Are you simply missing an index from the second WorkingBuffer in your last line?

Apologies. That was a typo.

Fixed my post. I’m wondering if the issue could be related to alignment.

I thought that might have been too easy!

I would suggest making a much simpler example, reducing the lines of code and the size of the loops to the absolute minimum to reproduce the problem. By the end of this process I suspect you’ll have worked out what’s going on, but if not you’ll have a fully operational test case you can post here. Guess-debugging other people’s code is much much harder than having something you can experiment with.

LOL. That was the simple version Tom. I’m in the middle of coding a SIMD version of an FFT. It’s been driving me nuts and keeping me awake nights for days. :slight_smile:

My SIMD FFT executes correctly for the first 2 passes but on the third pass there is some real weirdness. I just wanted to confirm I was declaring and initialising my SIMD array correctly.

Thanks
James
Synthetech Sound

Hey t0m,

I found the error and it was indeed my own coding mistake. Thanks for the quick response.

James

Kind of avoiding the issue but why not use a library FFT? It’s a waste of your time writing your own.

I would also suggest something like the free Intel Performance Primitives or the JUCE built-in support for the Intel MKL.
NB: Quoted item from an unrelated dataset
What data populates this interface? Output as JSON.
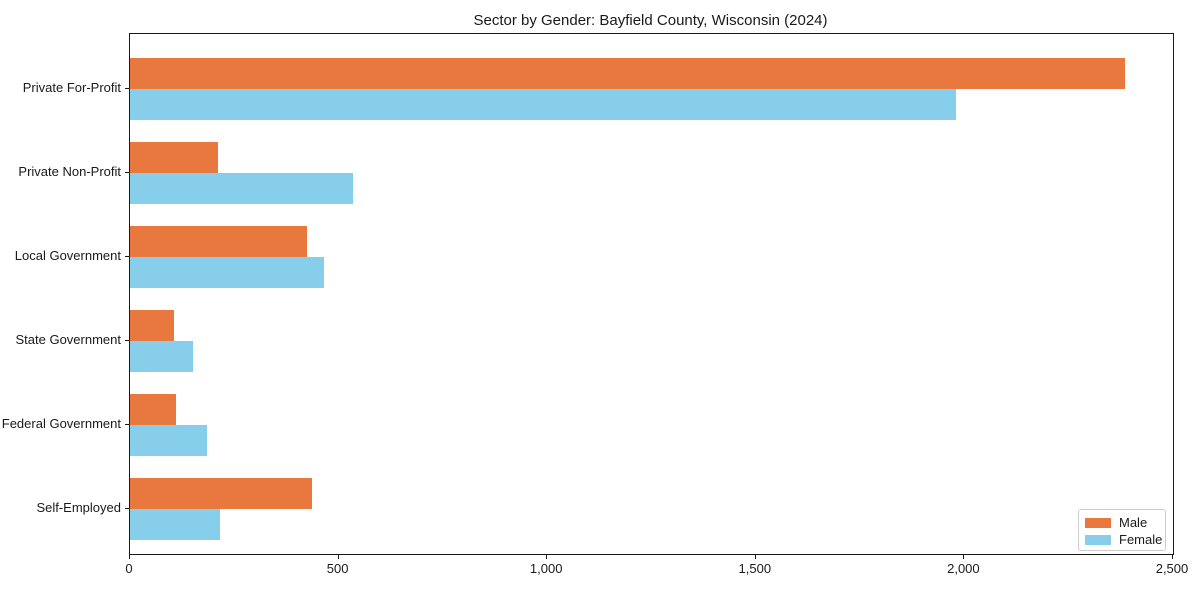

Good Suggestions. I may indeed go with the intel one in the end. I wanted to understand more about the mathematics in the FFT. Now that I’ve done that and have a working SIMD version I don’t feel like it was a waste of time. I suspect once I get into trying to optimise it that will be when I end up making the jump to IPP. I’m also trying to learn the JUCE framework as I go, so this little project helped me to understand SIMD in JUCE. I quite like it. The SIMD version of my FFT is almost identical to the Scalar version. Nice work JUCE team.

Does the JUCE support for Intel MKL include SIMD capability? I got the impression it was scalar.
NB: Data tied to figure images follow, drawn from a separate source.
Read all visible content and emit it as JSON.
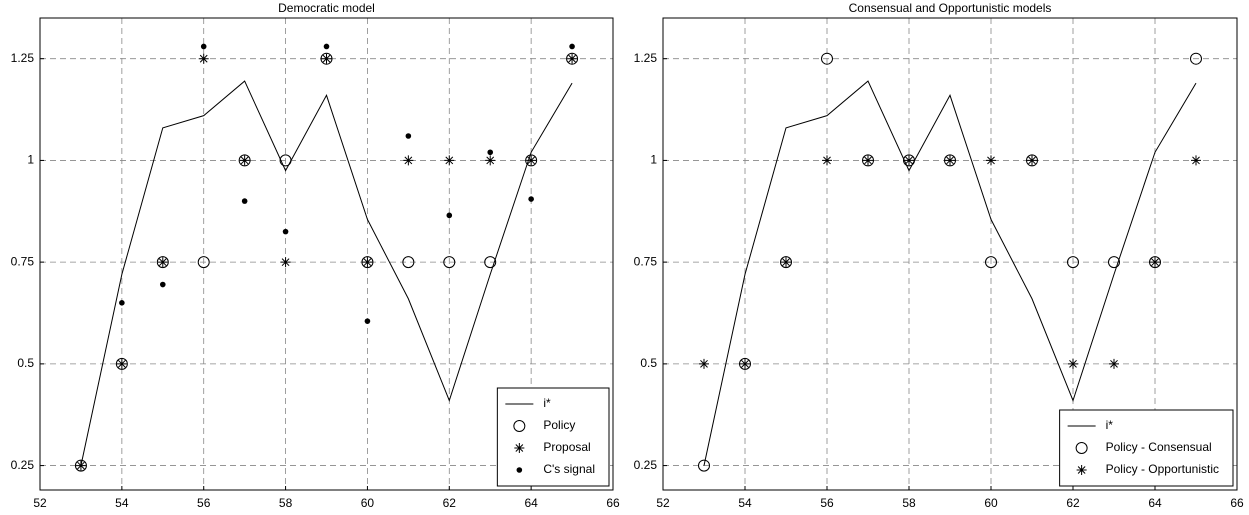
{
  "chart_data": [
    {
      "type": "line",
      "title": "Democratic model",
      "x": [
        53,
        54,
        55,
        56,
        57,
        58,
        59,
        60,
        61,
        62,
        63,
        64,
        65
      ],
      "series": [
        {
          "name": "i*",
          "color": "#000000",
          "marker": "line",
          "values": [
            0.25,
            0.72,
            1.08,
            1.11,
            1.195,
            0.975,
            1.16,
            0.855,
            0.66,
            0.41,
            0.72,
            1.02,
            1.19
          ]
        },
        {
          "name": "Policy",
          "color": "#000000",
          "marker": "circle",
          "values": [
            0.25,
            0.5,
            0.75,
            0.75,
            1,
            1,
            1.25,
            0.75,
            0.75,
            0.75,
            0.75,
            1,
            1.25
          ]
        },
        {
          "name": "Proposal",
          "color": "#000000",
          "marker": "star",
          "values": [
            0.25,
            0.5,
            0.75,
            1.25,
            1,
            0.75,
            1.25,
            0.75,
            1,
            1,
            1,
            1,
            1.25
          ]
        },
        {
          "name": "C's signal",
          "color": "#000000",
          "marker": "dot",
          "values": [
            null,
            0.65,
            0.695,
            1.28,
            0.9,
            0.825,
            1.28,
            0.605,
            1.06,
            0.865,
            1.02,
            0.905,
            1.28
          ]
        }
      ],
      "xlim": [
        52,
        66
      ],
      "ylim": [
        0.19,
        1.35
      ],
      "xticks": [
        52,
        54,
        56,
        58,
        60,
        62,
        64,
        66
      ],
      "yticks": [
        0.25,
        0.5,
        0.75,
        1,
        1.25
      ],
      "grid": true,
      "legend": "lower right"
    },
    {
      "type": "line",
      "title": "Consensual and Opportunistic models",
      "x": [
        53,
        54,
        55,
        56,
        57,
        58,
        59,
        60,
        61,
        62,
        63,
        64,
        65
      ],
      "series": [
        {
          "name": "i*",
          "color": "#000000",
          "marker": "line",
          "values": [
            0.25,
            0.72,
            1.08,
            1.11,
            1.195,
            0.975,
            1.16,
            0.855,
            0.66,
            0.41,
            0.72,
            1.02,
            1.19
          ]
        },
        {
          "name": "Policy - Consensual",
          "color": "#000000",
          "marker": "circle",
          "values": [
            0.25,
            0.5,
            0.75,
            1.25,
            1,
            1,
            1,
            0.75,
            1,
            0.75,
            0.75,
            0.75,
            1.25
          ]
        },
        {
          "name": "Policy - Opportunistic",
          "color": "#000000",
          "marker": "star",
          "values": [
            0.5,
            0.5,
            0.75,
            1,
            1,
            1,
            1,
            1,
            1,
            0.5,
            0.5,
            0.75,
            1
          ]
        }
      ],
      "xlim": [
        52,
        66
      ],
      "ylim": [
        0.19,
        1.35
      ],
      "xticks": [
        52,
        54,
        56,
        58,
        60,
        62,
        64,
        66
      ],
      "yticks": [
        0.25,
        0.5,
        0.75,
        1,
        1.25
      ],
      "grid": true,
      "legend": "lower right"
    }
  ]
}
Yes, both the MKL version and the IPP version utilize different instruction sets depending on your target architecture. They use SSE2, SSE3, SSE4, AVX and AVX-512, depending on what is available.

These are hand-optimized algorithms you will have a hard time beating.

As a learning exercise it makes sense to implement your own, for production I would opt for the Intel stuff every time.

There are other solutions available (FFTW) but their license restrictions may not suit your needs. We’ve inquired about a commercial closed-source license, and we could have bought a small car for their asking price.

I had the same experience checking into FFTW. Gonna check out the JUCE SIMD FFT tonight. Thanks for the recommendations.